ERIC Number: ED282009
Record Type: RIE
Publication Date: 1987-May
Reference Count: 0
Are Credit Card Rates Too High? At Home with Consumers. Volume 8, Number 1.
At Home with Consumers, v8 n1 May 1987
The four articles in this journal issue examine the pros and cons of the proposition that credit card rates are too high. In "How Congress and Consumers Will Crack the Credit Card Market," Congressman Charles E. Schumer argues that banks can get away with their excessive rates because of consumer misinformation and the unfair competitive edge held by the larger banks that set the tone for the high rates. He therefore recommends the passage of legislation that would require credit card companies to make a full disclosure of their charges before the consumer obtains a card (rather than after as is currently allowed). In "Bank Credit Cards: An Important Financial Option," Jerry D. Craft makes the case that bank card rates are service rates rather than interest rates and that credit cards have high administrative costs, are affected by fraud, and are actually one of the most competitive products in the United States. Elgie Holstein, in an article entitled "Bank Credit Cards: Defying Economic Gravity," contends that although bank credit cards are the single most profitable area of banking today, credit card price controls would hurt consumers. Holstein suggests a "floating" ceiling on credit card interest rates as a compromise. In "Retail Credit Card Rates: Reality vs. Rhetoric," Tracy Mullin distinguishes between retail and bank credit card plans, argues that revenues from retail credit cards are reasonable, and reaffirms Holstein's view that interest rate caps would not help consumers. (MN)

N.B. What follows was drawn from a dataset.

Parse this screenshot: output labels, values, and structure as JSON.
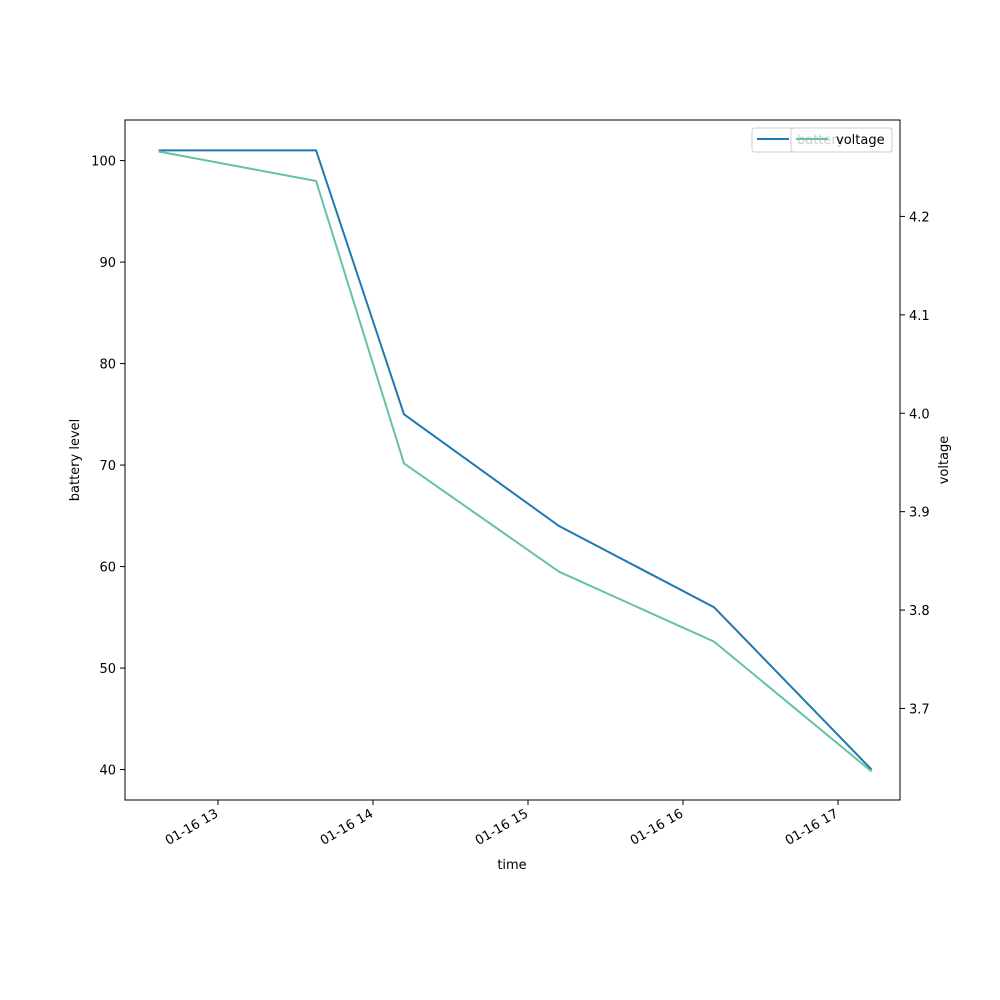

Descriptors: Adult Education, Consumer Education, Credit Cards, Credit (Finance), Economics, Interest (Finance), Loan Repayment
Direct Selling Education Foundation, 1776 K Street, NW, Washington, DC 20006.
Publication Type: Opinion Papers; Collected Works - Serials
Education Level: N/A
Audience: Teachers; Practitioners
Authoring Institution: Direct Selling Education Foundation, Washington, DC.